The LSA industry: Time for adult supervision?

AndrewS, the founder of Hopscotch Air who flies an LSA (the Sportcruiser), has just written an interesting post on the Let’s Go Flying blog about the recent audit report from the FAA on the LSA manufacturing industry which is setting off alarm bells to the point where even Dan Johnson, the chairman of the Light Aircraft Manufacturers Association, said it was “tough love.” However, Andrew further added that he thinks the report is a bit more ominous than that.

Apparently, the FAA audited 30 LSA facilities to determine if they are complying with ASTM standards (the ASTM is an independent group that various industries use to set standards for their products) as under current rules, if an LSA meets these standards, it can then be sold to the American public – without government certifications.
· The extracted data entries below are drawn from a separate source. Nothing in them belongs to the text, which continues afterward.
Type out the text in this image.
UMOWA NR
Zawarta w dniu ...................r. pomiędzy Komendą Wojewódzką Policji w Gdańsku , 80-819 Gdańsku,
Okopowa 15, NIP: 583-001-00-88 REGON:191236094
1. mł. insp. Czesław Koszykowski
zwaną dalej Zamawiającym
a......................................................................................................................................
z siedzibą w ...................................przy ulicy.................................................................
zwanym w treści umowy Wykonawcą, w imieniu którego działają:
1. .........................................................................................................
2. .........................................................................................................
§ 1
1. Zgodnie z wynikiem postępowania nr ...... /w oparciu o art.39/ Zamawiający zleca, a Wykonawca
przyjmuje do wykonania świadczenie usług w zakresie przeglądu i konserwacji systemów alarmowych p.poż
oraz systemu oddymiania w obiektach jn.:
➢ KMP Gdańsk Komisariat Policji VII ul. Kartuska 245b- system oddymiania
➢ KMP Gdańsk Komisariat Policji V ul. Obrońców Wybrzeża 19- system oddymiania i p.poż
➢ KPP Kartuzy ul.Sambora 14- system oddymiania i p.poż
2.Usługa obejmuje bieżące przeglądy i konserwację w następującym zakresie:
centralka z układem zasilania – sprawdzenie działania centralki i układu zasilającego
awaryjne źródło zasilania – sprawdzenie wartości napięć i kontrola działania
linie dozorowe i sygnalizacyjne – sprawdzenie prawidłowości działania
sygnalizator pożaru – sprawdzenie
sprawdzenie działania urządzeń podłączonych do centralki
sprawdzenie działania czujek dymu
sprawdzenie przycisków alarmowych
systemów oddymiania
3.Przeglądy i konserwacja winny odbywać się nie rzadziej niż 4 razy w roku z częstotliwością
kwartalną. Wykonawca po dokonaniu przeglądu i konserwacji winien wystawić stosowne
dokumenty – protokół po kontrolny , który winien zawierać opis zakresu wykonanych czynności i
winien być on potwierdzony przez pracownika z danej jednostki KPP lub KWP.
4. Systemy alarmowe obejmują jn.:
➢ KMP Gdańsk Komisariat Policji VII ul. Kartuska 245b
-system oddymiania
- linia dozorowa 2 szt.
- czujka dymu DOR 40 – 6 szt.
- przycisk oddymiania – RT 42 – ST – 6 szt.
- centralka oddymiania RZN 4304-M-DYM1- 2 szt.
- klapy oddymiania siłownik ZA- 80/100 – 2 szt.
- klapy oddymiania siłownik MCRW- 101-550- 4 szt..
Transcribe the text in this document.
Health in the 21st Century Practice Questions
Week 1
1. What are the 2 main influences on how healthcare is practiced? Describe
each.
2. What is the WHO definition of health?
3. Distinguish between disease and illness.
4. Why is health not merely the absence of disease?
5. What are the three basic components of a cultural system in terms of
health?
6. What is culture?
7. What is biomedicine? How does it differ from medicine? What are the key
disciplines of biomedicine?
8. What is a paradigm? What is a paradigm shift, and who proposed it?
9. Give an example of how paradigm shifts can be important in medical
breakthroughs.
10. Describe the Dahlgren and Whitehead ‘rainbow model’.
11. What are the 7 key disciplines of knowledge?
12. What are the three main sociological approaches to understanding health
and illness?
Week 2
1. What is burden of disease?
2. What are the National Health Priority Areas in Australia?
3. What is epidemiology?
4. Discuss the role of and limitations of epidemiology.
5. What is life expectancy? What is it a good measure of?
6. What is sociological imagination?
However, the FAA determined that most of the thirty facilities audited could not establish that their aircraft met the standards and that they have failed to implement basic internal controls and don’t full understand FAA regulations. The report concluded that the FAA needs to increase its oversight of the LSA industry.

Andrew then pointed out that the FAA and the NTSB do not have any issues (so far) with the safety record of LSAs but then again, there aren’t many flying right now. However, all it will take is one or two serious accidents that would then lead to a significant government crackdown and new regulations. Hence, Andrew concluded that the LSA industry must immediately answer all of the FAA’s concerns that if the LSA industry “cannot instill it’s own adult supervision, we all know the government will do it for it.”

Hence, we want to know what you our readers think of the LSA industry. Does the LSA industry really need to clean up its act and if so, can it do it on its own? Or does it just need more “adult supervision”?

Sportcruiser

One Response to The LSA industry: Time for adult supervision?

  1. Caleb June 19, 2010 at 20:43 #

    Maybe the LSA companies should do what the video games industry did when the government wanted to regulate them, they set up a regulation system of there own and are doing fine.